Bollinger likes to associate itself with James Bond, rather than its other famous British customers such as Patsy from AbFab. The giant producer Moët et Chandon, part of the LVMH luxury goods group, is all about shameless bling. Pol Roger makes great mileage out of the factoid that Winston Churchill drank the lifetime equivalent of 42,000 of its bottles. Every house has its high-flown patter about the spirit of each wine. And by the time you reach the 40th, you know much of it is hogwash – but clever hogwash that makes drinkers feel good and protects champagne against allcomers in the wider world of wine. It’s the most brilliant seduction technique: businesses in every sector everywhere should learn from it.
Beau monde
Bizarrely, we saw almost nothing of the French election: barely a placard, no street campaigning, only a desultory protest by farmers (with very expensive tractors) outside Reims town hall. Brasseries were buzzing – I recommend Boulingrin in Reims for authenticity and La Banque in Epernay because I like eating in repurposed banking halls – but I did not sense that diners were deep in political debate; the only television footage of voting-related violence came from the Pacific outpost of New Caledonia. As for French interest in UK politics, there was none at all, unless we count a startlingly good impersonation – by a salesman for the house of Brimoncourt – of Boris Johnson.

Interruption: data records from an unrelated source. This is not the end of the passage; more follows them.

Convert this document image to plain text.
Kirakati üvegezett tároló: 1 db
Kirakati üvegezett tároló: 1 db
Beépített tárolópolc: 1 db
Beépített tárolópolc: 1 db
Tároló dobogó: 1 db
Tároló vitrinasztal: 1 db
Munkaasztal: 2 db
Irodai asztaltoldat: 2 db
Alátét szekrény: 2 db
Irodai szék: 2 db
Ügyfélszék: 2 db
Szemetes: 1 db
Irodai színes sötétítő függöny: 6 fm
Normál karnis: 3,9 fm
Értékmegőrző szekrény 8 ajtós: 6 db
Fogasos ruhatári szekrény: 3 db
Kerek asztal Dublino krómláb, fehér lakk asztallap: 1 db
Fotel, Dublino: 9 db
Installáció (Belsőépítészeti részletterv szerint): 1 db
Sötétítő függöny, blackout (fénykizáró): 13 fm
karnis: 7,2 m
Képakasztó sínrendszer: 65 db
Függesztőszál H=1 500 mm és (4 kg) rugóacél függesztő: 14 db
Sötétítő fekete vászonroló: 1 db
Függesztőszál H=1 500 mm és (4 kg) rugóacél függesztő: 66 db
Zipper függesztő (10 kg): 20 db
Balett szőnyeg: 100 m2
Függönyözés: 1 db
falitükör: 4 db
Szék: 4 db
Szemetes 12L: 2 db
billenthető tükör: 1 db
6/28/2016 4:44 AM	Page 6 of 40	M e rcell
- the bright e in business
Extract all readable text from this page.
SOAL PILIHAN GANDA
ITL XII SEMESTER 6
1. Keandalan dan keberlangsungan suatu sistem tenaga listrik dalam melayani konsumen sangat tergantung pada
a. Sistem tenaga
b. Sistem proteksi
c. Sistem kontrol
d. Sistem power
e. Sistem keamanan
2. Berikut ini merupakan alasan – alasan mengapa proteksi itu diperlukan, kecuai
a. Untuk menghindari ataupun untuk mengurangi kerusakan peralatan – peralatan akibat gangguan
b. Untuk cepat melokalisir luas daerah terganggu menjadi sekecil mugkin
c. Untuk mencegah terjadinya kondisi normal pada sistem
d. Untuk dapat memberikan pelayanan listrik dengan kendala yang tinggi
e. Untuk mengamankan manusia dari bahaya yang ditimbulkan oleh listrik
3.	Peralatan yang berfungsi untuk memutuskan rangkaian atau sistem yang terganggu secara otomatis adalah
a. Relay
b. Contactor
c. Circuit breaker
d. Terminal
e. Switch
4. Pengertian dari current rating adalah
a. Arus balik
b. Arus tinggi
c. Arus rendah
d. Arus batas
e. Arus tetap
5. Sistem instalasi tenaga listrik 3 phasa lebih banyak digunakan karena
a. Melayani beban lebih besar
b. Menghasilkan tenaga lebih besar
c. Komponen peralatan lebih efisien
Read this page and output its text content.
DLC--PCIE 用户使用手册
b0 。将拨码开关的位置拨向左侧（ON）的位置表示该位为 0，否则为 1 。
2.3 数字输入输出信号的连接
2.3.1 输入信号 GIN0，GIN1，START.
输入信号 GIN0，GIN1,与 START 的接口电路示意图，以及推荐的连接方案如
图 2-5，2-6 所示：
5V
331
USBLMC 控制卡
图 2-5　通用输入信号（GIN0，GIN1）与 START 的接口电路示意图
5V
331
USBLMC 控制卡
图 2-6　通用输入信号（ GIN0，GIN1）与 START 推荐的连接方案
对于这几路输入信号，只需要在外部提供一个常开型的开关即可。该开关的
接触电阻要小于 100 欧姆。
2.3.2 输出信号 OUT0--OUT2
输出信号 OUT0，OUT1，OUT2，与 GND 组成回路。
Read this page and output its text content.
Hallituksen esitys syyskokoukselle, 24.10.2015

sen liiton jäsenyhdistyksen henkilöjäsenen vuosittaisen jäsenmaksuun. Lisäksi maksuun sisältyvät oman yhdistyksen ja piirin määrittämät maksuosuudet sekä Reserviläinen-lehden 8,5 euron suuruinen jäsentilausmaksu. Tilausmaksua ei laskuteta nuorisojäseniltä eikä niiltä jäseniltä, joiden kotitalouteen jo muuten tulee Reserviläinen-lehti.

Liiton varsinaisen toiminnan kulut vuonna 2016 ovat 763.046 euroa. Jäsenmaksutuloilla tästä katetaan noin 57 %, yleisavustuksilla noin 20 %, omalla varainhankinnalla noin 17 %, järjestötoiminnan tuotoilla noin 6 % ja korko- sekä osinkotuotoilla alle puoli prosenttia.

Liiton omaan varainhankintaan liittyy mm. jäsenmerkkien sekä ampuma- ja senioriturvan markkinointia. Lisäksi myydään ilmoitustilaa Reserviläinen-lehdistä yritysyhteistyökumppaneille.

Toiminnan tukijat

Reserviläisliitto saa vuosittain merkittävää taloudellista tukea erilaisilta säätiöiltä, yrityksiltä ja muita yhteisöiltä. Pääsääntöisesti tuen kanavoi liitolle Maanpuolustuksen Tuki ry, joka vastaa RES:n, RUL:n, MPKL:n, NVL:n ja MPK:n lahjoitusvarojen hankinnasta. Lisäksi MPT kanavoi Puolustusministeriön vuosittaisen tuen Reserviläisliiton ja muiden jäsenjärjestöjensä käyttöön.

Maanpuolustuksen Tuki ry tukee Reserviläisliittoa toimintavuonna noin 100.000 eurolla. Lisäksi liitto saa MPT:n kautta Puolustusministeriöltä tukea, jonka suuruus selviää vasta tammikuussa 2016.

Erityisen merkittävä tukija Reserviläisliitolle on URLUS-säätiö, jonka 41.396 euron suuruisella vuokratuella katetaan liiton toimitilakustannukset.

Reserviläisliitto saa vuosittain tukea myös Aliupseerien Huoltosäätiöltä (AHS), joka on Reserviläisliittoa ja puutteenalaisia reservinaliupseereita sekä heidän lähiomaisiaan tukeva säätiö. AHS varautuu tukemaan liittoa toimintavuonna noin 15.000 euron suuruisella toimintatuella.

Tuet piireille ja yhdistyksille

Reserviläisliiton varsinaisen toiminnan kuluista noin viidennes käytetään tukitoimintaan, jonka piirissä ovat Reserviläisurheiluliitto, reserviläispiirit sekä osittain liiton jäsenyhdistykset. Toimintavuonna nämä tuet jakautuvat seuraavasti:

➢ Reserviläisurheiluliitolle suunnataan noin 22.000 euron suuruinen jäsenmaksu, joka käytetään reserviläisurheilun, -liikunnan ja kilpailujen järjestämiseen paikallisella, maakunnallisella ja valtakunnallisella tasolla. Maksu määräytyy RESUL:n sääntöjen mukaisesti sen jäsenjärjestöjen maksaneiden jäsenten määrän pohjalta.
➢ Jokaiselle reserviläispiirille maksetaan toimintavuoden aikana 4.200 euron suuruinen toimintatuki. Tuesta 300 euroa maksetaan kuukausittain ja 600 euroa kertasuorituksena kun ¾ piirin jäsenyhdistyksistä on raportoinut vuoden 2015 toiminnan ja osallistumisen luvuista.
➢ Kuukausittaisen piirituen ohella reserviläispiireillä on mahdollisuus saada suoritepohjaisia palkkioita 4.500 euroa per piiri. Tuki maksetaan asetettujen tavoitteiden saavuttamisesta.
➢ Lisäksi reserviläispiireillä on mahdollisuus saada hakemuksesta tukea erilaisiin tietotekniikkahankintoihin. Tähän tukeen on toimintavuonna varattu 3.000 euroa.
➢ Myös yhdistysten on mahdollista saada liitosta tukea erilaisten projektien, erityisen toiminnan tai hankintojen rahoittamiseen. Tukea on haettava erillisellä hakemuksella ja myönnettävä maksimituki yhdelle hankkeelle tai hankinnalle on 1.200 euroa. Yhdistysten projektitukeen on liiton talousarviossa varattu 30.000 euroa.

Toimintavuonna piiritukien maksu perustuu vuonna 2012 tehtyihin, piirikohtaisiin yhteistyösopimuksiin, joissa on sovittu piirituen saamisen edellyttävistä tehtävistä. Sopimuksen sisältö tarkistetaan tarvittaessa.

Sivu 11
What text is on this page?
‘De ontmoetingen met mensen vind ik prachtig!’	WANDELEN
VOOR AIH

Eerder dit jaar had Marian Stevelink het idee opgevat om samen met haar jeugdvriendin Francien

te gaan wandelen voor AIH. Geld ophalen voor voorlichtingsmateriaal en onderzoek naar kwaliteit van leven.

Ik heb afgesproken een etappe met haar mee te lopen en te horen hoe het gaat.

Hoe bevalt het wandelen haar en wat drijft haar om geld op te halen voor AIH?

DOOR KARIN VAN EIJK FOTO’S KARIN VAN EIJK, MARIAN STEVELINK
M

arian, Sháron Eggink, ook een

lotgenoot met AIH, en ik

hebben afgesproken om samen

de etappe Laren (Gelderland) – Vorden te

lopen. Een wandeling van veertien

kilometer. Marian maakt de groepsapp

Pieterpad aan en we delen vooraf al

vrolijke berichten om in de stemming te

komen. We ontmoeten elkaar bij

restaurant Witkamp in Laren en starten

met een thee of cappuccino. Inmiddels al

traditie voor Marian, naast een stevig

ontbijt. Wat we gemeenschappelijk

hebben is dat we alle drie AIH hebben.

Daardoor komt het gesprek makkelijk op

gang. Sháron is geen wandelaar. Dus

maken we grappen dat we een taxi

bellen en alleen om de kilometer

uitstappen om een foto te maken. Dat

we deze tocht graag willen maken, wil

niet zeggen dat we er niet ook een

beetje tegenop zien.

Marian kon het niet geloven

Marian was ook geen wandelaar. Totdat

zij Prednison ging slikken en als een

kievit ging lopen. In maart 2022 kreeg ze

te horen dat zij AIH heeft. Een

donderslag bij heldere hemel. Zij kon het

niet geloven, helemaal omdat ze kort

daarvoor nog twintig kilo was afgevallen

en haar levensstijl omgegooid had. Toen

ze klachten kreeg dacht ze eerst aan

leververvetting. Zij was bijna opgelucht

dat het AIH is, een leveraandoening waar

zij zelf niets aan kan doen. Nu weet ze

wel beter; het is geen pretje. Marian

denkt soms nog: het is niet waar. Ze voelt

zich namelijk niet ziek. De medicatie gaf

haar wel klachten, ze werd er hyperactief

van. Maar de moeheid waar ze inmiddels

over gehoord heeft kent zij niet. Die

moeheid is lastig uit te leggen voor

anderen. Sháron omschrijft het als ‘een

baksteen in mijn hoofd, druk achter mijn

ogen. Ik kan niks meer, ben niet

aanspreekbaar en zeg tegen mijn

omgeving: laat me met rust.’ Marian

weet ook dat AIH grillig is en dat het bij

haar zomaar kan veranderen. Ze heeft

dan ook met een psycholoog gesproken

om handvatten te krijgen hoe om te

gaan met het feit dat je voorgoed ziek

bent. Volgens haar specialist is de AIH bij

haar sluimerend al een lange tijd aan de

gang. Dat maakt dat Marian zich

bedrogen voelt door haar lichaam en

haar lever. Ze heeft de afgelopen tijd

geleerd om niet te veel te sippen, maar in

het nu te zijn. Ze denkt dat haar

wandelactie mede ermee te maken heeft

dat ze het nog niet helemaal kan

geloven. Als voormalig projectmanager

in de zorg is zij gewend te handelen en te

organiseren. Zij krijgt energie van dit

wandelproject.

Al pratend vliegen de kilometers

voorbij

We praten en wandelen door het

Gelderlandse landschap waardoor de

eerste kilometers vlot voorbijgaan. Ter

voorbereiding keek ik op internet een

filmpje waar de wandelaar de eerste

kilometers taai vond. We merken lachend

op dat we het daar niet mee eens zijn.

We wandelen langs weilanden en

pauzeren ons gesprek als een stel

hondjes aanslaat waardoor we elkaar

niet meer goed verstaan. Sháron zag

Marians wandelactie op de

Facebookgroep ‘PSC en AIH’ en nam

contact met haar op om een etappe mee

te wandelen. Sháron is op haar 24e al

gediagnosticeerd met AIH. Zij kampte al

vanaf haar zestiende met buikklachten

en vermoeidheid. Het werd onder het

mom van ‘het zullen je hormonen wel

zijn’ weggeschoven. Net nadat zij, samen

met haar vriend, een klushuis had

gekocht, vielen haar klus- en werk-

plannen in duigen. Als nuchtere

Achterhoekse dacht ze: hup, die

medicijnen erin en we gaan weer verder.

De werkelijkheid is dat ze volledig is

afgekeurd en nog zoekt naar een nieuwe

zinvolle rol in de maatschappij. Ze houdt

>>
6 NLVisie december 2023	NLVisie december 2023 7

Brimoncourt is an old champagne label recently revived in Aÿ by Alexandre Cornot, a former tax lawyer and naval officer. His brand emphasis is on stylish informality and his target market is the Parisian beau monde and its British equivalent, well represented by our bus party. I asked him what it’s like to be an entrepreneur in a sector dominated by established grandees, under the burden of regulation that afflicts all smaller French companies. The collective image of champagne on which the big houses spend so massively is actually helpful to start-ups too, he says. But as for red tape and employment law: ‘It’s all the time as though someone else has his foot on your brake pedal.’
Sparkling future?
That made me think about the more than 100 sparkling wine ventures that have sprung up in England over the past 30 years or so – including two that are offshoots of the champagne houses Taittinger and Pommery. The rising quality of English wine is well recognised, but will the fledgling industry ever spin a collective sales pitch to match the eloquent self-confidence of the French?
Observing that Chapel Down, the largest English producer, has recently floated its shares on the Aim market, I also can’t help but wonder whether our native wine entrepreneurs will be tempted – like many of their peers in digital technology and bioscience – to head for a relatively swift cash exit, rather than following the ‘patient capital’ model of multi-generation champagne dynasties.
But there’s a much more pressing question for today: whether a new government is about to impose oppressive new layers of regulation on every promising pocket of British innovation, including the booze sector. Writing in the Financial Times, the former cabinet secretary Gus O’Donnell cites as an example of smart deregulation the 2007 repeal of the restrictive 1751 Gin Act, which has stimulated a vast number of gin-brand start-ups. He goes on to suggest the creation of ‘an independent Innovation Unit’ within government to promote ‘forward thinking’ and ‘help identify barriers’ to the sort of business development that will address ‘the UK’s dismal productivity record’.
Behind O’Donnell’s careful mandarin language, his meaning was plain: don’t let incoming ministers stifle entrepreneurship. I raise my glass to that message – and raise it again, swiftly refilled in the Lily Bollinger spirit, to Spectator conviviality whatever the new era may bring.